Тайны Далечья - Юрин Денис Юрьевич. Страница 63
За трудами нескучными быстро весна с летом пролетели, да и приход осени промозглой Чик заметил, лишь когда похолодало да дожди пошли. Народец деревенский к тому времени как раз урожай собрал, страду удачную бурно отпраздновал и, как водится, хворать начал. Вспомнили соседи о знахаре и к нему в избу зачастили: у кого зубы разнылись, кто от головы дурной маялся да от пристрастия к медовухе крепкой никак избавиться не мог. Средь свитков, ему ведуном оставленных, нашлось несколько рецептов простеньких, так что не все зелья теперь Чик сундуку заказывал… некоторые сам варил, да они у него лучше чужих получались.

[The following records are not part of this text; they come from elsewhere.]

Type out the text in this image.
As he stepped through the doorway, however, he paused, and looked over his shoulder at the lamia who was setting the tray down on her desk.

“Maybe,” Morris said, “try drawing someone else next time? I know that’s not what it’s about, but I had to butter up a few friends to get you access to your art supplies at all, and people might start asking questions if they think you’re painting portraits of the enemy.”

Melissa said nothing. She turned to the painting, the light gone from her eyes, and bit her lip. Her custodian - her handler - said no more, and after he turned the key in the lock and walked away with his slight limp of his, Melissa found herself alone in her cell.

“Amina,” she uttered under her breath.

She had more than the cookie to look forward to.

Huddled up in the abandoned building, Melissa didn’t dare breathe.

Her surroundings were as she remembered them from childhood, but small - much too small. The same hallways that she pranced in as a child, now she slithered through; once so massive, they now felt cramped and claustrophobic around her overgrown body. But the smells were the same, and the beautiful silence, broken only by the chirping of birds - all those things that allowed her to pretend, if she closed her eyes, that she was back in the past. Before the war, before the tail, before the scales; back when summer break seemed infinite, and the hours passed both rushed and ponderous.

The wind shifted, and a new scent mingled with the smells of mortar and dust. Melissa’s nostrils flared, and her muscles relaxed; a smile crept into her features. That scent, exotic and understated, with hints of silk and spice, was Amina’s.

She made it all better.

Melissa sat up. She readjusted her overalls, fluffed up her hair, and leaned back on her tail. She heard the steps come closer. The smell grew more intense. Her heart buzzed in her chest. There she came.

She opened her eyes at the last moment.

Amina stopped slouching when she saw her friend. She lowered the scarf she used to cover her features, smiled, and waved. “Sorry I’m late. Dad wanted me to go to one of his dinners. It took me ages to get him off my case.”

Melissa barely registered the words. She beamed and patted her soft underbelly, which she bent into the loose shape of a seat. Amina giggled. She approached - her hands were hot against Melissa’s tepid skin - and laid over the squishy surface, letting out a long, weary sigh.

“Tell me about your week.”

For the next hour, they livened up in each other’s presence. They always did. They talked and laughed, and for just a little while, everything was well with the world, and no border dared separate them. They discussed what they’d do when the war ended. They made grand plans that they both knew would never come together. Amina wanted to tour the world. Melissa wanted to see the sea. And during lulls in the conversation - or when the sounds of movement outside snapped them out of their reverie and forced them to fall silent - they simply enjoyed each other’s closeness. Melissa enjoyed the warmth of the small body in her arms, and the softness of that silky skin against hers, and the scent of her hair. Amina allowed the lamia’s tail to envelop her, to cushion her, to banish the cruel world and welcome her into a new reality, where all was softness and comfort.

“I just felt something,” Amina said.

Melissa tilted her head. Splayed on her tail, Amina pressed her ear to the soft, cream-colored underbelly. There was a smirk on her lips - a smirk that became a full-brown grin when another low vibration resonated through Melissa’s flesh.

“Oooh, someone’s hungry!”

В конце осени по первому снегу отправился молодой знахарь снова в лес. Хотел ведуну бересты, уже наизусть выученные, вернуть, да если тот из странствия своего уже возвратился, сердечно за науку и поблагодарить. Однако опоздал парень, появлялся в жилище своем ведун, да, видимо, вновь ушел. Избушку по-прежнему волк сторожил, а на кровати, медвежьей шкурой прикрытой, уже совсем иные свитки лежали: одни древними знаками написанные, а другие с разъяснениями, какая нынешняя буква какому старому символу соответствует. Понял знахарь, что нелегкий труд ему предстоит, но времени, к счастью, было у него предостаточно. Наступала зима, а в холода чем еще заниматься? По снегу в лес за травами не пойдешь!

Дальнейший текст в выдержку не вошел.